Has the NBA caught up to the Warriors?

 STF

STF

In the summer of 2016, when asked about the Warriors plucking Kevin Durant away from the Thunder, NBA Commissioner Adam Silver said during the league's annual board of governors meeting “I do not think that's ideal from the league standpoint.” It was obvious that he was afraid that the new acquisition would create too good of a team. His major oversight, though, was that the dominance of Golden State would force the rest of the league to find ways to catch up, and this season, there are a few standouts that have done just that.

The most obvious candidate this season has been the Houston Rockets. As if James Harden wasn’t enough, their astonishing and impressive move to get Chris Paul last summer brought up a few questions. And rightfully so, having two ball deflating point guards as your two best players makes you wonder if they could bog each others games down.

But it’s been quite the opposite. Their willingness to sacrifice touches, stagger their minutes and commit to defense has made their lives a whole lot easier. It’s admirable too, being that the two up to this point, haven’t embraced sacrifice previously. The Rockets collection of savvy signings and pesky vets have also contributed to their success. But their also the right collection of players to give the Warriors a headache.

While CP3 has been surpassed by Steph already, he still has the ability to get pesky on defense and physical on offense. I can’t count the number of times I’ve seen Paul draw bullshit fouls on Steph, but I know it’s an effective skill that he’s mastered. Harden is just as good at this, so the threat of getting the Dubs into foul trouble is a serious one.

The key for houston though, is their center, Clint Capela. Having rode the bench for years, the departure of Dwight Howard gave Capela opportunity to find his game, and his game is pretty damn good. He’s had the length and lateral quickness to be a problem on defense, but developing patience and poise brought it all together.

The kid isn’t vertically challenged either, he gets up for lob opportunities like a DeAndre Jordan, but he doesn’t yearn for possession wasting post touches. He’s perfect for Houston system, because his strengths compliment both CP3 and Harden to a tee. But when it’s playoff time, their All-Star Guards will ultimately determine the future of this team.
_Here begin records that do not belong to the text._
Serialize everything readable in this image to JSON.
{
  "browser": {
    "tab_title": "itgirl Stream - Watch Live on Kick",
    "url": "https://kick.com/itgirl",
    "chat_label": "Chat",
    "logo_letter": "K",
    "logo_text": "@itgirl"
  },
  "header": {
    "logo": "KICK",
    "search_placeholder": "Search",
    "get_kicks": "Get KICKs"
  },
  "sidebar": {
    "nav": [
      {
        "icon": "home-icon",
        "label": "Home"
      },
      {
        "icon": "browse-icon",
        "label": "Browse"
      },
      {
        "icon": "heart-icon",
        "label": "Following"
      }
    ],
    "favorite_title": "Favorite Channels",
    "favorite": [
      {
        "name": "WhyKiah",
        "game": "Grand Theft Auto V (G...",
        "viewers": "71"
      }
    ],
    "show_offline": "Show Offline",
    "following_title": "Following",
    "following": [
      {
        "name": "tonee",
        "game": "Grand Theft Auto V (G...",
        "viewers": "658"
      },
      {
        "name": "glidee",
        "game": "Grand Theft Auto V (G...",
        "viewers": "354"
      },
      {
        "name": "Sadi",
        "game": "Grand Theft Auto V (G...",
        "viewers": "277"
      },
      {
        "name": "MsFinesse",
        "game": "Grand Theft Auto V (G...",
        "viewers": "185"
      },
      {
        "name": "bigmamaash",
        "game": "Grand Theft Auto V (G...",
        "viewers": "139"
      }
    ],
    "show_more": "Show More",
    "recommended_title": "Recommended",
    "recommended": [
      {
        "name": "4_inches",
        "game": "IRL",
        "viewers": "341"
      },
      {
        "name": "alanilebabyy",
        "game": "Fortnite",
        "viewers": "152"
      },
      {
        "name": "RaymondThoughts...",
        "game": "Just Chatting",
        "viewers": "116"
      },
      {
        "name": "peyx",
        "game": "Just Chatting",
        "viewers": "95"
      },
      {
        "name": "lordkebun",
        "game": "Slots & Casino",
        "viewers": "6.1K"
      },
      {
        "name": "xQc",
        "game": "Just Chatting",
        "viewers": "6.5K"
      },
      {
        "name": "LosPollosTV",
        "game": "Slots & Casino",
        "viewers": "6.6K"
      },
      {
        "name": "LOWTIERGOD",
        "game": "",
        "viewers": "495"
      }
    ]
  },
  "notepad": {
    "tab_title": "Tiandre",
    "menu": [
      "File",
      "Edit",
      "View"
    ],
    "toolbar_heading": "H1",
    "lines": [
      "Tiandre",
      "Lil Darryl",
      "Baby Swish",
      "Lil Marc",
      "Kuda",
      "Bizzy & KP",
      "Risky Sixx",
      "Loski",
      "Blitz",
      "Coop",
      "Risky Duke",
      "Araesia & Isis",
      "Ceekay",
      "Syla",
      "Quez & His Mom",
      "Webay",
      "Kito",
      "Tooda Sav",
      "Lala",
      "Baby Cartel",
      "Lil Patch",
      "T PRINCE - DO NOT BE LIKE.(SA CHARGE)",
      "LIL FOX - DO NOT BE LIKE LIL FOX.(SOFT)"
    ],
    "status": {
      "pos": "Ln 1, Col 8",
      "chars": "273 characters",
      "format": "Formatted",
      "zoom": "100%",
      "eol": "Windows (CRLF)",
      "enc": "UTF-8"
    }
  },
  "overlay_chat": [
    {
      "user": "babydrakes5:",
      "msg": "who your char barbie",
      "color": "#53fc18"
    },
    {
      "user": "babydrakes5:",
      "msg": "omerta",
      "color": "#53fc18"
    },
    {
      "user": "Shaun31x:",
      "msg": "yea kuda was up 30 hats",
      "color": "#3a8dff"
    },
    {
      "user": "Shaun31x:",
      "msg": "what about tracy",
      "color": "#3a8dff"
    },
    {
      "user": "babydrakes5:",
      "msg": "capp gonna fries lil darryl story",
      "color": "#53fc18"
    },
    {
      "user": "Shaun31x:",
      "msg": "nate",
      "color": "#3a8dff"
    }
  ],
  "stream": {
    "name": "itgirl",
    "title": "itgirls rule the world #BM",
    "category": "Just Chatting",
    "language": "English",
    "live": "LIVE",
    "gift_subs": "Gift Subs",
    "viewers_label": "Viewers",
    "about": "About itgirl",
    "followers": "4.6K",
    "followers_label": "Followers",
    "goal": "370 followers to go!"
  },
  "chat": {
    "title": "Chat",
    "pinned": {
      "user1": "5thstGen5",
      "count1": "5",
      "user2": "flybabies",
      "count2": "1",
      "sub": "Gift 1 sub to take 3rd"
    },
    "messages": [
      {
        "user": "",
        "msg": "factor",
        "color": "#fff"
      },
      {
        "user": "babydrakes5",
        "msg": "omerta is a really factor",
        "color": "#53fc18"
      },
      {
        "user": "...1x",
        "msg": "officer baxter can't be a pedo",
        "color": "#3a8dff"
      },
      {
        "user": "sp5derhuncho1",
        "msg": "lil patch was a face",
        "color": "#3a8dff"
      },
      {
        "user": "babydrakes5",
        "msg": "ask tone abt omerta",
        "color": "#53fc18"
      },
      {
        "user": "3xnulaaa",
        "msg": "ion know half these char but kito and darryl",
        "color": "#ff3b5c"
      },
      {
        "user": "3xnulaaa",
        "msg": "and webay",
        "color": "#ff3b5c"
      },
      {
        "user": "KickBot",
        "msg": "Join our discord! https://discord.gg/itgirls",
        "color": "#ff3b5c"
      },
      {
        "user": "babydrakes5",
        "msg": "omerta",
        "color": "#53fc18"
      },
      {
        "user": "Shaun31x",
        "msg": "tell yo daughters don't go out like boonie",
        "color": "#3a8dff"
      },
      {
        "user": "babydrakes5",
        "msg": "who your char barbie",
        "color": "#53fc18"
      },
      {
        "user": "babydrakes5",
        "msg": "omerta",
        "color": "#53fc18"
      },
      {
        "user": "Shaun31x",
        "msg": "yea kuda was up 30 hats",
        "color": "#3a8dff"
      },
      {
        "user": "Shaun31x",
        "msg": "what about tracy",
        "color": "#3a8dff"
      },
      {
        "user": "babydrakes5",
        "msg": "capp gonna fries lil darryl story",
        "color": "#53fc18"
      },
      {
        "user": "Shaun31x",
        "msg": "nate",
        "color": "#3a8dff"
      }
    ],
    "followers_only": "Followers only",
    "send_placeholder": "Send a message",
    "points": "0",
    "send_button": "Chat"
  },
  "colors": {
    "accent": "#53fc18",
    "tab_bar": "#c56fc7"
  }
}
Boston is right up there with Houston. Their defense, if and when healthy, has the chops to make any teams lives difficult. Oh and they’re eventually getting All-Star Gordon Hayward back. Simply put, their really good right now, and they’re only going to get better in the coming years.

Though their stars weren’t drafted like Golden States were, they’ve built their team to mimic the them in a few ways. The offense hinges on Kyrie Irving, who like Curry can create for himself and others, but also can be used of the ball to space the floor. Without him, offense gets difficult down the stretch, but Brad Stevens system gives them legs to stand on.

The real unsung hero for the Celtics though, is Al Horford. He’s the key to their defense, but can unlock so much more on offense. His spacing is a threat, but if someone closes out to hard on him, he’s still got the footspeed and the skill to drive and create for himself or his teammates. I like to think that him and Draymond Green are two sides of the same coin, Horford is stronger on offense and Green stronger on defense.

Their young wings are really intriguing too. Everytime I watch Jaylen Brown make a move in transition, I’m reminded of Jordan. He’s nowhere near as talented, but just the way he moves on the floor is impressive. He’s also shown actually basketball talent too, don’t get me wrong. He competes well on defense, spreads the floor well from three, and he’s relentless and athletic around the rim. Then there’s Jayson Tatum, their standout rookie. He hasn’t shown the same defensive prowess as Brown, but his offensive game is unique for his age (he’s only 19 + a few days!).

What makes the Celtics different, though, is youth. Other than the 31-year-old Al Horford, their core is young enough become even better in the next few years. Surely they’ll run the east, but once they get a taste of the Finals, who knows how good they can be.

These two have both followed and tweaked the blueprint that Golden State has shown to be successful. Even though they’ve shown that they have the chops to give the Dubs problems, they won’t be the last to do so. Sure it takes young and talented players to become great in the long term, but stability from ownership, and competency from management and coaches is just as important. This is the key to success in the NBA, the rest of the league just needs to keep taking notes.